3) There is also the issue of food miles (or the transportation of any manufactured goods), which does immense environmental damage that we ought to take seriously. As the time of Peak Oil comes upon us, we have to take this seriously.  The more locally to their point of consumption goods are sourced and produced, the lower is the environmental impact their production creates.

Modern life has become so complex that I don't find it easy to uphold a principled way of life.  Sometimes, for example, a big chain out-of-town supermarket may sell very ethical goods (eg British organic vegetables or Alpro non-GM soy milk) where the corner shop has only goods at higher prices than I can afford made by corporate giants whose business practice I distrust, and wilting vegetables long past serving much nutritional purpose. 

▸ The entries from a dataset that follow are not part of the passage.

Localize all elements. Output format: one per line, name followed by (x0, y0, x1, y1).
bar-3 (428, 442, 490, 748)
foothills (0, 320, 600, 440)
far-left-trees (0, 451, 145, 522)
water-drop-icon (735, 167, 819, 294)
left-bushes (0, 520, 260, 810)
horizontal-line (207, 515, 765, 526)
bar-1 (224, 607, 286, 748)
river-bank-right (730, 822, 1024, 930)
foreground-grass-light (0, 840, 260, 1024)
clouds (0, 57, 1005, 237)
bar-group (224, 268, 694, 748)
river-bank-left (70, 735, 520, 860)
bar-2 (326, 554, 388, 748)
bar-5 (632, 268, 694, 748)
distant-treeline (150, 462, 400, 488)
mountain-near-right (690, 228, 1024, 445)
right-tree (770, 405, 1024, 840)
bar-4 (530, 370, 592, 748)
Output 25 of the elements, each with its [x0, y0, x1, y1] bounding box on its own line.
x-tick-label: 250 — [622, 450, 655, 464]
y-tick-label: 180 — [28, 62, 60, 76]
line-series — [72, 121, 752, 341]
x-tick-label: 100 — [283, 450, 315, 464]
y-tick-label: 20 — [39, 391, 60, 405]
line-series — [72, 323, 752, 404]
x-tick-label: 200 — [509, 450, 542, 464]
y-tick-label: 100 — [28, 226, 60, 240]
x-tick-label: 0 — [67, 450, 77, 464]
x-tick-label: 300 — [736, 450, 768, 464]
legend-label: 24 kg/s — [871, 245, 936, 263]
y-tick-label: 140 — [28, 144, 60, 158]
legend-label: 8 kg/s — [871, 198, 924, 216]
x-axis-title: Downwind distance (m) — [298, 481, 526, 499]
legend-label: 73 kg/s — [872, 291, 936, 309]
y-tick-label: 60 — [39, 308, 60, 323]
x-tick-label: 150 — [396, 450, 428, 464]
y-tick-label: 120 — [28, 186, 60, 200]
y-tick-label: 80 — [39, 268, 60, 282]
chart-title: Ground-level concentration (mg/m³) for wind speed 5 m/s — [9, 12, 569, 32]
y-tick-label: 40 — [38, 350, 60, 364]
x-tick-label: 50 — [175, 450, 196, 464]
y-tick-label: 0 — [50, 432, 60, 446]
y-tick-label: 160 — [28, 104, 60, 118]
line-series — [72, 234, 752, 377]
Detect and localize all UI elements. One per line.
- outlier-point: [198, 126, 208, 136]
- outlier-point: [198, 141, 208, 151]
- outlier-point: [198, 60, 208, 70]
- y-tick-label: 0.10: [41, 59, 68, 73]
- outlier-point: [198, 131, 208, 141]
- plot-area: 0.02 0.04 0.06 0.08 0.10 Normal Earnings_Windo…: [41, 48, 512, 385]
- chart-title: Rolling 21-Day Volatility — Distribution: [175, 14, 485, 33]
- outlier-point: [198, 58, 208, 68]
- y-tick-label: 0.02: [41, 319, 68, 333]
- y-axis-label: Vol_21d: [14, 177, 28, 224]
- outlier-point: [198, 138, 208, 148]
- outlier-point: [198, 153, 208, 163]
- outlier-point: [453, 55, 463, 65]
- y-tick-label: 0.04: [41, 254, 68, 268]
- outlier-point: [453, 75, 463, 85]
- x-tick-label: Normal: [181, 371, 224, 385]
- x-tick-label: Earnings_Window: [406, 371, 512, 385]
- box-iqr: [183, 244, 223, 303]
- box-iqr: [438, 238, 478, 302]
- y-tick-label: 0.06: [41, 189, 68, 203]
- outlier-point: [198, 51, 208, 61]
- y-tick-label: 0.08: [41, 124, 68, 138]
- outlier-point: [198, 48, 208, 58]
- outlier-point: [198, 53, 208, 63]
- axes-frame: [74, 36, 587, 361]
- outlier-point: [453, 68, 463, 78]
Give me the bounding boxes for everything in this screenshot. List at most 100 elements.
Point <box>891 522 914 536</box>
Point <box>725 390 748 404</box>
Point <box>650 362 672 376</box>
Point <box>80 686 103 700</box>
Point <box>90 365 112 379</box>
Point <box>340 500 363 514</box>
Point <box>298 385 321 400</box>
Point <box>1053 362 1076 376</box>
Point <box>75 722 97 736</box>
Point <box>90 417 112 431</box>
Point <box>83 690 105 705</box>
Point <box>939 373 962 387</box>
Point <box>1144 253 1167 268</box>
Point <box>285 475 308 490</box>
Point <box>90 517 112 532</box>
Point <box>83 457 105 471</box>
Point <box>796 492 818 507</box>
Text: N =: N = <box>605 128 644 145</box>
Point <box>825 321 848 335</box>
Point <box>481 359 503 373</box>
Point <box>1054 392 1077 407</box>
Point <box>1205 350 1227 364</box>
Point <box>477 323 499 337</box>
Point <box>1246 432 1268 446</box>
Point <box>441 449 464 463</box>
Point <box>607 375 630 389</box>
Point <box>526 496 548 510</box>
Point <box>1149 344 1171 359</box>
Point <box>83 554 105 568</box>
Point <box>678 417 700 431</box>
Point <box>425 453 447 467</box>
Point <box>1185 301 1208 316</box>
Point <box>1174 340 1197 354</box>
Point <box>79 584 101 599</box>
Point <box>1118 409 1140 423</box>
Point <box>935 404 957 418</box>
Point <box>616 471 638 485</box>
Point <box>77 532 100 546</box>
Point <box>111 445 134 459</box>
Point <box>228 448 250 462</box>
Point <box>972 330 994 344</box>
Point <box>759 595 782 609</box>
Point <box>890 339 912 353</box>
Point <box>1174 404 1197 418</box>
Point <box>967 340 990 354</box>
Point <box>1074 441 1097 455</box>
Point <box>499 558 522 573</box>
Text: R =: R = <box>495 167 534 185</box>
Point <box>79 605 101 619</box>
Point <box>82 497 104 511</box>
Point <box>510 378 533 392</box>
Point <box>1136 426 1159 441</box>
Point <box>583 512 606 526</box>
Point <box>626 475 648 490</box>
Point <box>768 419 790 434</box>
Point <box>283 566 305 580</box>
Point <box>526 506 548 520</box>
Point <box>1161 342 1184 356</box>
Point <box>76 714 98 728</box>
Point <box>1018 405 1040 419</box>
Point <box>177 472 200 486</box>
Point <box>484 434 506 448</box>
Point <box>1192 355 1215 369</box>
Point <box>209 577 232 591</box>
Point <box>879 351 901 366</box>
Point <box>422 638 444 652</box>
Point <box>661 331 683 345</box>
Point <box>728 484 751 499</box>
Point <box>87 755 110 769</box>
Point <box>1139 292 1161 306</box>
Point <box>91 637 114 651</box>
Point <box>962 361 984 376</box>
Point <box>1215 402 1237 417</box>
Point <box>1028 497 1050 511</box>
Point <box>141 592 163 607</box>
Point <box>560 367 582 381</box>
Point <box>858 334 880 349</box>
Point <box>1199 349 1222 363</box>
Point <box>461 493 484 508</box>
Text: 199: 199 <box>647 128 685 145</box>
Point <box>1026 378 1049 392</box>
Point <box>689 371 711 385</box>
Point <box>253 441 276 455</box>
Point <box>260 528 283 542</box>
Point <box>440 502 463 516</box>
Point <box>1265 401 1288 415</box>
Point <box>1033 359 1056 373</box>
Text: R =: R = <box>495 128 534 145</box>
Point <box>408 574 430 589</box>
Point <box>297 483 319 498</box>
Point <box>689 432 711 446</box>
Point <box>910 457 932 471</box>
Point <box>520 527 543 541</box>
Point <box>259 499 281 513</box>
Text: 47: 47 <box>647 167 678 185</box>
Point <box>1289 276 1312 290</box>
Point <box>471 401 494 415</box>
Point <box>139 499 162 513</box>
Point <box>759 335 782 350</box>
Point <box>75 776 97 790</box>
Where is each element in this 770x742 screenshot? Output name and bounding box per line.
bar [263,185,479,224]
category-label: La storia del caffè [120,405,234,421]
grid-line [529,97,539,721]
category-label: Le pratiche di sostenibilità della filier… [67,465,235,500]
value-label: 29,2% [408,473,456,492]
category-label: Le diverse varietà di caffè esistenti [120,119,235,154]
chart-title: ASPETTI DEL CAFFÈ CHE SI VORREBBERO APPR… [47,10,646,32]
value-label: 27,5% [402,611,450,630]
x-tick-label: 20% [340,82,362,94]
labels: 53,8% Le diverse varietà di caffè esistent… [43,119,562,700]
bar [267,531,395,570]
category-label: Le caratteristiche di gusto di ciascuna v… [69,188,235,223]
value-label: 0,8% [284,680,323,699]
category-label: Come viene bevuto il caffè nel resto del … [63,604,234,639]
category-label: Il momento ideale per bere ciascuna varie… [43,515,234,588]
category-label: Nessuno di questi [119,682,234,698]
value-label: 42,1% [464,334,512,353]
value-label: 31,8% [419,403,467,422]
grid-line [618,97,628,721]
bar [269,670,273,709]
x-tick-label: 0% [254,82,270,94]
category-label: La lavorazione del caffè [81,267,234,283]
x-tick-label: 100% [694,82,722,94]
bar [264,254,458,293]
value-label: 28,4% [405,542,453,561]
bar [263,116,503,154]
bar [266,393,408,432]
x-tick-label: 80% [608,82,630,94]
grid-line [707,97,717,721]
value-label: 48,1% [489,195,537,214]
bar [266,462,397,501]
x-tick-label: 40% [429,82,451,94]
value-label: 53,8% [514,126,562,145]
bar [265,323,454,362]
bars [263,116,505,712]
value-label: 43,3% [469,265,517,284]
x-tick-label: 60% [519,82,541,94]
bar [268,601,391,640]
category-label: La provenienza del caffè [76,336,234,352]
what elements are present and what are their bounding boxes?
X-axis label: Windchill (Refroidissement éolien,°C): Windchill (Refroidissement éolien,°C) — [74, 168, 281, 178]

Shopping carefully is something I regard as one of the largest ethical responsibilities of the household.  It is a spiritual thing, not just a chore.  It's one of the reasons I choose to live very simply, because that gives me the spaciousness in my life to make the decisions of household management as if they were not merely a task to be done, but also a form of blessing, a testimony, a witness, a creed and a prayer - all of which I believe they are.